American labor laws normally protect workers from retaliation for organizing, but Americans saw a dramatic exception to the rule earlier this month: After the New York offices of local-news networks DNAinfo and Gothamist voted to unionized, owner Joe Ricketts shut down the publications altogether. The move appeared to be legal—a business is always allowed cease operations for any reason, “even if it’s purely retaliatory,” as New York University labor-law professor Cynthia Estlund explained to Pacific Standard at the time.

Now, two weeks after the shutdown, the journalists’ union, Writers Guild of America–East, announced it has negotiated improved severance terms for DNAinfo and Gothamist employees. Former employees will receive three months of full pay and benefits, even if they get new jobs, plus four weeks’ severance pay. They also don’t have to sign a non-disparagement agreement. The terms apply even to non-union former DNAinfo and Gothamist employees, a DNAinfo spokeswoman told Patch. It’s not clear if these non-union employees include DNAinfo and Gothamist-network offices outside of New York—in San Francisco, Los Angeles, Chicago, and Washington, D.C.—which had not unionized. A spokesman for the Writers Guild of America–East declined to answer any questions.

“I think that this is a very substantial agreement,” says William Gould, an emeritus law professor for Stanford University and a former chairman for the National Labor Relations Board.

While Gould and Dau-Schmidt both say the pay that former DNAinfo and Gothamist employees will receive is noteworthy, they disagree on the importance of a non-disparagement clause (or a lack of one). Gould says so long as both the union and the employees are satisfied with the parting terms, “Ricketts has little concern with disparagement and no incentive to require it.” …

It remains to be seen whether journalists’ and other unions will be able to negotiate similarly generous terms should another anti-union company owner want to cease operations in the future. Gould thought Ricketts’ situation was “unusual.” While it’s not illegal to close your company after your employees unionize, it is illegal to threaten to do so while they’re still working.
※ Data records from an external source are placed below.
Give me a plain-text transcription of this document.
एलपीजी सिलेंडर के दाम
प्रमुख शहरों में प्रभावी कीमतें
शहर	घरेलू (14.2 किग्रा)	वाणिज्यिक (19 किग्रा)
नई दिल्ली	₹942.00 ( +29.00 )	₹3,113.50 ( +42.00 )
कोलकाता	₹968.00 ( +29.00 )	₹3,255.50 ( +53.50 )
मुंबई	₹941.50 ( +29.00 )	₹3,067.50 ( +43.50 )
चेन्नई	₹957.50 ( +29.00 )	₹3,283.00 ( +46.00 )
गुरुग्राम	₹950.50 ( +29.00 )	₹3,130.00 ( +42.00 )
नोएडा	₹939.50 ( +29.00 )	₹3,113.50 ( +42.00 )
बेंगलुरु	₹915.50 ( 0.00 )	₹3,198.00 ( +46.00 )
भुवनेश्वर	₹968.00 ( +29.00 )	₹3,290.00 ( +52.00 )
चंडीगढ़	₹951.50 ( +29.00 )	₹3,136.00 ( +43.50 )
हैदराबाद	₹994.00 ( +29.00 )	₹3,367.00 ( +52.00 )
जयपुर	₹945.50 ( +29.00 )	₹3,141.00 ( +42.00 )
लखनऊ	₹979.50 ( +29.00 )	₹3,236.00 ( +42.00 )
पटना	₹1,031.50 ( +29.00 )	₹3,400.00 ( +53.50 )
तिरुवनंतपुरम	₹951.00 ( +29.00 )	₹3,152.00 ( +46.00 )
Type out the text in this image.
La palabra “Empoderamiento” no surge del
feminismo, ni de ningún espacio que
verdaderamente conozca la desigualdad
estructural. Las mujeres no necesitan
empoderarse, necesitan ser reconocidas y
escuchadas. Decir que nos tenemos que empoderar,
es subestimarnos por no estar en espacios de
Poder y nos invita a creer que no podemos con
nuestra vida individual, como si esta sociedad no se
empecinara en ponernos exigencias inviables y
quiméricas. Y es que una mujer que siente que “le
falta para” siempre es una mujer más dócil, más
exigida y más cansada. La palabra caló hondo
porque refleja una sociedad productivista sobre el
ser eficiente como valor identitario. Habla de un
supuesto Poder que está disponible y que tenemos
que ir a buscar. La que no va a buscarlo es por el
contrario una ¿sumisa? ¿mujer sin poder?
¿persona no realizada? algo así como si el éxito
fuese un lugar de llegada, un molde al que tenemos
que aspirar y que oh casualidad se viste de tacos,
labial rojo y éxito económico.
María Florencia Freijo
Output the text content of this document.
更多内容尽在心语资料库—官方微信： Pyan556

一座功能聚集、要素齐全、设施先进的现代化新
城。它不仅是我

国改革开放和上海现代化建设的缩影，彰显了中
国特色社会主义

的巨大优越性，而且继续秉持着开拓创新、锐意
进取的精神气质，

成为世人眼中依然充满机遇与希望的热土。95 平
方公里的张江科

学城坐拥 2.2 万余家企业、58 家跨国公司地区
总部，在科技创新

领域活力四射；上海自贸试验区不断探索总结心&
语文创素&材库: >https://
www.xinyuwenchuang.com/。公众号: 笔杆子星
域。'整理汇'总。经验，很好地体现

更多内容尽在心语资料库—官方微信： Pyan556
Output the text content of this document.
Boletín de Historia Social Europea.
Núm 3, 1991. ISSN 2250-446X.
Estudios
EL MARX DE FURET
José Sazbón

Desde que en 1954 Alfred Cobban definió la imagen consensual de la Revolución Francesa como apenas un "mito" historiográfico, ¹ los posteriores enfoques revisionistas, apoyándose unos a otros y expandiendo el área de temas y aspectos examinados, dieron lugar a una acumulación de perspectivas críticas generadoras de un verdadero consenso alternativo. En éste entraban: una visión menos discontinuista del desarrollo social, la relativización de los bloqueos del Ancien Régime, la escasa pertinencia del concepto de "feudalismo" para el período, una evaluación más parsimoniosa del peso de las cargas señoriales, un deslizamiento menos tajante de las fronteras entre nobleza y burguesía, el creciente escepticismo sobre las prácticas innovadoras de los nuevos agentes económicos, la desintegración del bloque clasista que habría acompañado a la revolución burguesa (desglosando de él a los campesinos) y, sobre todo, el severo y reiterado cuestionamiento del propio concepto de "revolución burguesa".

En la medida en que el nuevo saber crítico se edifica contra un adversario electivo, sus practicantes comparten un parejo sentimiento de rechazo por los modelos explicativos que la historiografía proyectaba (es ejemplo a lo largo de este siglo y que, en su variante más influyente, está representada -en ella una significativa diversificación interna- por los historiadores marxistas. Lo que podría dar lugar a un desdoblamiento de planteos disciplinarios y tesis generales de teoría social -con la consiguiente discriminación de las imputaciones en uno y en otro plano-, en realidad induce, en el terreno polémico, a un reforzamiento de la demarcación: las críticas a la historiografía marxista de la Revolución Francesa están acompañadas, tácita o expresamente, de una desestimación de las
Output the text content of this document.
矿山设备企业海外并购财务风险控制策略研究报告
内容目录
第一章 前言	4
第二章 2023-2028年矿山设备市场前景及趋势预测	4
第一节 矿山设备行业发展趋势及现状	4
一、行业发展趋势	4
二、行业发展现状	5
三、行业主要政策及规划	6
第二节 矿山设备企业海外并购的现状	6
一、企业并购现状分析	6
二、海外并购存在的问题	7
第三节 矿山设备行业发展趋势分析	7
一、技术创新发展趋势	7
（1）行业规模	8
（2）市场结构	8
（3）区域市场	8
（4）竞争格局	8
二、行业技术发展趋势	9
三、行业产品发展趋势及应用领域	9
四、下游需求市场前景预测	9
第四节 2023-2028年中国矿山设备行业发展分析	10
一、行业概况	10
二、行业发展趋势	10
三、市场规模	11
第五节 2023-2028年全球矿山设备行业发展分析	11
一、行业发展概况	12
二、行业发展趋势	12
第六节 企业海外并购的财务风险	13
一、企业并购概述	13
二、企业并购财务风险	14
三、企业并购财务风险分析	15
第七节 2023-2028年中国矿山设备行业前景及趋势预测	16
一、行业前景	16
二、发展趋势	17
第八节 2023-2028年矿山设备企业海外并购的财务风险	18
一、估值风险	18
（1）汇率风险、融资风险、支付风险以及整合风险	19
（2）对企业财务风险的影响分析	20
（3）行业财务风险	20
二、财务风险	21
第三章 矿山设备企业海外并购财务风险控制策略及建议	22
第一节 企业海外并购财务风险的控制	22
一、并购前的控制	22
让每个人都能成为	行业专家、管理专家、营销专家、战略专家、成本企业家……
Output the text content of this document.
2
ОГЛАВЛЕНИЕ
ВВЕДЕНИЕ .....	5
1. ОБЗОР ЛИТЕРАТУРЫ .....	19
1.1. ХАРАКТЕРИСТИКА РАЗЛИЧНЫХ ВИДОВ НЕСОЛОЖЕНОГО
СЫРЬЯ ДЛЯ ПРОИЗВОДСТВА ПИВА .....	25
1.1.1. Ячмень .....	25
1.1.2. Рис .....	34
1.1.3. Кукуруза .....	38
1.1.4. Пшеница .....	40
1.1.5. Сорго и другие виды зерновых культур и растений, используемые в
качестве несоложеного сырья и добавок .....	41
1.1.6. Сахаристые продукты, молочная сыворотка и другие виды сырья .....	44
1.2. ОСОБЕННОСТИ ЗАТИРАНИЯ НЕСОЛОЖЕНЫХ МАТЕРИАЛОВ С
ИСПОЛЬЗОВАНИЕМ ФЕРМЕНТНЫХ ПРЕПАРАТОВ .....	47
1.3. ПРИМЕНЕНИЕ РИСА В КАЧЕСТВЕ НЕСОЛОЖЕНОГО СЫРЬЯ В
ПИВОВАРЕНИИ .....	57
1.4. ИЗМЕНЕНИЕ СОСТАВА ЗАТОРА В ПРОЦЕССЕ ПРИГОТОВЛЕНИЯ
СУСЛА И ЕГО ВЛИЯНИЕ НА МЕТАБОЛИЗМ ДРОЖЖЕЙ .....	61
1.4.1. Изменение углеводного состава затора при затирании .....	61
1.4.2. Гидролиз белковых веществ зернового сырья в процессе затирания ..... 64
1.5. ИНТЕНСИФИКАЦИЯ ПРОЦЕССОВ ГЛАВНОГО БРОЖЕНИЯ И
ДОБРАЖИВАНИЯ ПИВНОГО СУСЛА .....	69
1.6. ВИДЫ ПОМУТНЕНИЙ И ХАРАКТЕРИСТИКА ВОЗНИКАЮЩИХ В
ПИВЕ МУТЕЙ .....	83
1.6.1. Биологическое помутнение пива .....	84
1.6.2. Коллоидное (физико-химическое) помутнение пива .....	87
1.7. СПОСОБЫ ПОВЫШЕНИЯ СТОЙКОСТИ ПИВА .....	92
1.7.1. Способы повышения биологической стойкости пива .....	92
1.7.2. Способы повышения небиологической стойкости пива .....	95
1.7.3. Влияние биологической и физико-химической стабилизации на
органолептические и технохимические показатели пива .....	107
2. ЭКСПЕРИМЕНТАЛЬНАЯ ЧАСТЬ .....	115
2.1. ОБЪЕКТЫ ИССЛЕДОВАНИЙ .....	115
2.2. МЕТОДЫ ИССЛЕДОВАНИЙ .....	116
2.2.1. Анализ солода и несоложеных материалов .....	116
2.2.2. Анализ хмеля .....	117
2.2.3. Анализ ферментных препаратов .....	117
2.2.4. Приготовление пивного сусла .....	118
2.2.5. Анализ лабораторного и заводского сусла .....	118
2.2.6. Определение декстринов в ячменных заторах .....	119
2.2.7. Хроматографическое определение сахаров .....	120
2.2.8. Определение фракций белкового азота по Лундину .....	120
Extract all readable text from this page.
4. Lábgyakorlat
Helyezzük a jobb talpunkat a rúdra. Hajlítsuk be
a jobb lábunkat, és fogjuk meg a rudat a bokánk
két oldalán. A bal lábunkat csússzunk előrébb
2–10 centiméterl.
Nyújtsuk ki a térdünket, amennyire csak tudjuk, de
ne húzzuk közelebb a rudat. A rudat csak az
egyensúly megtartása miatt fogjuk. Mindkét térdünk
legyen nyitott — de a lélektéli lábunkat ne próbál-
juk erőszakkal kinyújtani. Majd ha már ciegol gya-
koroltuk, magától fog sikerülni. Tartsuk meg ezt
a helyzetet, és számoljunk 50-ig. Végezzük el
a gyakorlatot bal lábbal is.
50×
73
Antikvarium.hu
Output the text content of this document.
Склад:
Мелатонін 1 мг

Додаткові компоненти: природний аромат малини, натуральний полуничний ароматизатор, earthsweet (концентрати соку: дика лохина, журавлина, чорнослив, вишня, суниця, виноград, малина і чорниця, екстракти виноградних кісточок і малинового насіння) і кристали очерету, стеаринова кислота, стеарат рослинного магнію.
Ricketts had been open about his anti-union views—writing a blog post titled, “Why I’m Against Unions at Businesses I Create”—while his workers were still organizing. In addition, The New Yorker reported this week that management had repeatedly threatened that if writers unionized, their publications would be closed, according to staffers. Although there’s little recourse now that the company is shuttered, it’s possible the union used Ricketts’ and his leaders’ past threats as leverage, Gould says.